Friday, December 5, 2008

The Ghost of Christmas Past?

By Lonnie Cruse

Recently hubby was shifting things around in his closet (he calls it cleaning the closet) and found a small box of old pictures.

Shuffling through, I came across an early 50's picture of a decorated Christmas tree sitting in front of the two living room corner windows in the house where I grew up. Back then the tree was always real and always covered in tinsel. My step-mom had a friend who hung each strand perfectly. I was no longer allowed to help with the tinsel once my ability to toss a large handful at the top branches was discovered.



Another picture in the box was of me holding the two foot tall doll I got for Christmas in 1952. That year I was nine, the same age my youngest grandson is now. As mom snapped the picture an unknown couple in the background walked down the sidewalk of the small motel next door to us. Both are dressed in perfect examples of early 50's fashion, except the man isn't wearing a hat. I love looking at them, wondering who they were, where they were going that long ago Christmas day in Las Vegas, Nevada. To visit friends or family? To lunch? To a casino? Moments in time.
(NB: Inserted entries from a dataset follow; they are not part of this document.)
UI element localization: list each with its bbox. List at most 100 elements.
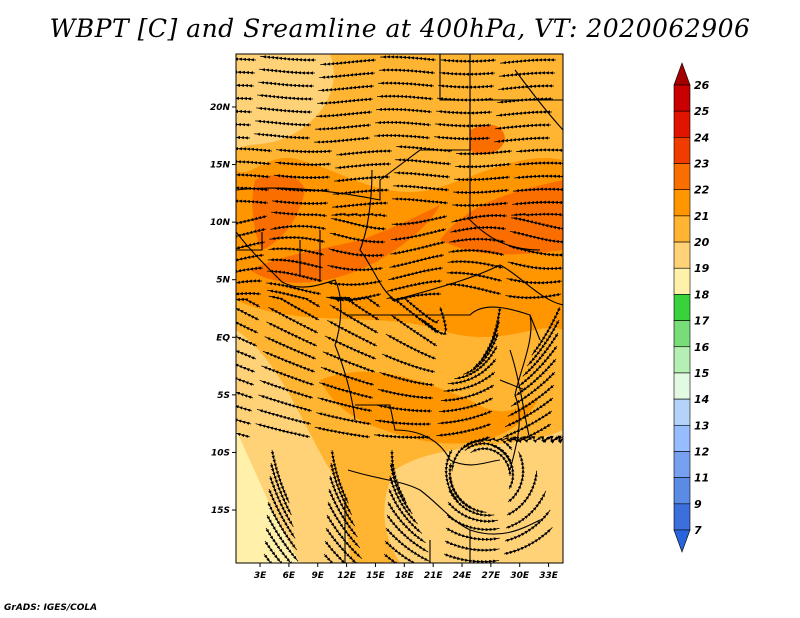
colorbar-label: 18 — [694, 288, 710, 301]
colorbar-band — [673, 189, 691, 217]
streamline — [549, 436, 563, 462]
colorbar-label: 12 — [694, 445, 710, 458]
map-axes: 20N 15N 10N 5N EQ 5S 10S 15S 3E 6E 9E 12E 15E 18E 21E 2… — [210, 103, 559, 581]
border-chad — [359, 169, 396, 301]
streamline — [445, 527, 500, 542]
streamline — [391, 214, 448, 226]
streamline — [270, 224, 327, 231]
streamline — [317, 97, 374, 105]
colorbar-band — [673, 163, 691, 191]
red-sea-coast — [514, 69, 563, 131]
streamline — [566, 479, 592, 528]
streamline — [335, 162, 391, 170]
streamline — [236, 186, 270, 192]
streamline — [236, 83, 255, 89]
colorbar-band — [673, 215, 691, 243]
colorbar-label: 20 — [694, 236, 710, 249]
lat-label: 10S — [211, 448, 230, 458]
streamline — [314, 426, 371, 439]
colorbar: 26 25 24 23 22 21 20 19 18 17 16 15 14 13 12 11 9 7 — [673, 62, 710, 553]
streamline — [389, 253, 445, 268]
streamline — [514, 174, 563, 180]
streamline — [443, 553, 500, 563]
streamline — [438, 84, 495, 89]
streamline — [236, 240, 266, 255]
streamline — [495, 123, 551, 130]
streamline — [454, 175, 511, 182]
streamline — [236, 214, 268, 228]
streamline — [392, 197, 449, 205]
streamline — [318, 84, 375, 92]
streamline — [447, 259, 504, 270]
colorbar-label: 16 — [694, 341, 710, 354]
colorbar-band — [673, 110, 691, 138]
streamline — [376, 404, 432, 413]
streamline — [393, 184, 450, 192]
streamline — [319, 382, 374, 400]
streamline — [332, 201, 389, 209]
streamline — [236, 70, 256, 76]
streamline — [446, 271, 503, 283]
colorbar-band — [673, 241, 691, 269]
lon-label: 21E — [424, 571, 444, 581]
streamline — [444, 540, 500, 552]
lat-label: 5N — [216, 276, 230, 286]
colorbar-bottom-triangle — [673, 529, 691, 553]
colorbar-label: 25 — [694, 105, 710, 118]
colorbar-label: 13 — [694, 419, 710, 432]
lon-label: 12E — [337, 571, 357, 581]
streamline — [257, 93, 313, 101]
streamline — [275, 161, 332, 167]
streamline — [387, 279, 443, 292]
lon-label: 15E — [366, 571, 386, 581]
streamline — [456, 149, 513, 156]
border-south — [344, 500, 471, 563]
streamline — [272, 199, 329, 206]
colorbar-top-triangle — [673, 62, 691, 86]
colorbar-band — [673, 503, 691, 531]
lon-label: 18E — [395, 571, 415, 581]
colorbar-label: 26 — [694, 79, 710, 92]
streamline — [263, 553, 300, 563]
streamline — [437, 410, 493, 425]
colorbar-band — [673, 398, 691, 426]
streamline — [445, 282, 502, 296]
streamline — [236, 421, 251, 439]
streamline — [236, 199, 269, 205]
colorbar-band — [673, 424, 691, 452]
streamline — [334, 175, 390, 183]
streamline — [388, 266, 444, 281]
streamline — [496, 110, 552, 117]
streamline — [328, 248, 385, 258]
streamline — [236, 122, 252, 128]
streamline — [268, 247, 325, 257]
colorbar-label: 9 — [694, 498, 702, 511]
streamline — [255, 423, 311, 439]
streamline — [494, 136, 550, 143]
colorbar-band — [673, 477, 691, 505]
lon-label: 9E — [312, 571, 325, 581]
lon-label: 6E — [283, 571, 296, 581]
streamline — [395, 158, 452, 166]
streamline — [507, 261, 563, 271]
streamline — [236, 279, 263, 290]
streamline — [510, 231, 563, 244]
border-coastal-states — [299, 230, 321, 282]
lat-label: 5S — [217, 391, 230, 401]
streamline — [319, 71, 376, 79]
streamline — [258, 394, 313, 413]
border-east-coast — [509, 314, 532, 471]
streamline — [254, 132, 311, 140]
streamline — [455, 162, 512, 169]
streamline — [565, 495, 596, 541]
streamline — [316, 110, 373, 118]
streamline — [567, 463, 587, 515]
streamline — [331, 212, 388, 218]
streamline — [320, 366, 375, 386]
streamline — [276, 148, 333, 154]
streamline — [394, 171, 451, 179]
streamline — [314, 136, 371, 144]
streamline — [451, 213, 508, 223]
streamline — [236, 135, 251, 141]
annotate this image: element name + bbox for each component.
I love mystery, but I also love reading science fiction. The ability science fiction offers us to do things we can't really do. At least not yet. I often wonder what it would be like to be able to visit the past. To step into an old photograph, into that setting, and see what's going on. Or step through an antique mirror and see the people who looked at their reflection when the mirror was new. What would that be like? What would I see? And would my being there change anything for those in the past?

One thing I've learned through watching modern day forensic programs is that killers always take something with them from the crime scene (even if they don't realize it, like a carpet fiber or a strand of hair from the victim onto their clothes) and they always leave something (carpet fibers from their own home or vehicle, their own hair strands, etc.) So wouldn't it be nearly impossible to visit the past and not leave something of ourselves or take something away, thus changing things? I dunno.

But I do know I'd love to be able to visit the past. Maybe that Christmas day in 1952 with the coveted doll in my hands, Santa having come through for me yet again. Or my wedding day? A day when my boys were little enough to sit on my lap? So many days. Maybe even a difficult day, to comfort or be comforted by a loved one?

Sigh, but then I'd likely be spending all my days in the past, entirely missing the present. And the future. Ah, maybe that's why we can't visit the past, where we know pretty much what happened? Because we need to be here, living the day? Well, it was just a thought.

May your present be full of lovely presents and your future be bright. Meanwhile, why not pull out an old album and spend an hour visiting the past? But brace yourself, your hair styles and clothing were pretty different back then.

P. S. A special Merry Christmas wish to Francie T. who lived across the street from me and who received a similar doll that year.

7 comments:

Lorraine_Bartlett said...

Love the tree, Lonnie! My mother has always been afraid of fire. So when I was 6 (my brother 4) we got one one of those non-flammable aluminum trees. My brother never remembered the real ones, so Christmas to him has always been an aluminum tree. His wife insists they have a green, artificial (pre-lit) tree. He still laments that she tossed out his three (acquired--just in case) aluminum trees after they moved the last time. (I've got a green artificial tree, too! Never liked the aluminum one.)

Lonnie Cruse said...

Don's mom always had the aluminum tree too, and the spinning light. So did we for a few years. We use an artificial tree now so I can keep it up longer.

Thankful Paul said...

Hello

Sandra Parshall said...

I always loved the Star Trek episodes where Kirk and Spock traveled back in time to prevent some disaster. It's fascinating to think how altering one event, maybe a seemingly inconsequential chance meeting or decision, might change the course of history. Scrooge in A Christmas Carol, of course, is given a lesson in how petty, mean-spirited actions can cause enormous harm.

Don't go back to the past, Lonnie. You might find yourself wanting to change all sorts of little things, and in doing so you might make the rest of your life unravel! We are where we are for a reason, and every step we've ever taken has been leading us to this spot.

Bill McCleery said...

Interesting post! My wife and I both grew up on the Eastside of Indianapolis, and we met when I was 24 and she was several years younger. In talking about our childhood and teen-age years, we've realized both our families frequented some of the same exact places (and her family some of the places I worked as a teen-ager). We almost certainly crossed paths numerous times as kids. Wouldn't it be neat to be able to rewind a "video archive" of all our past encounters and watch together the times when that happened? "Look, I'm standing in line right next to you," etc. Oh well. Fun to imagine.

Julia Buckley said...

What a fun post! I love the pictures, and I've often thought about the notion of where I would go, or WHEN I would go, if I could time travel. Some perfect day would indeed be a good destination.

Lonnie Cruse said...

Wow, great comments/suggestions everyone! Thanks for stopping by!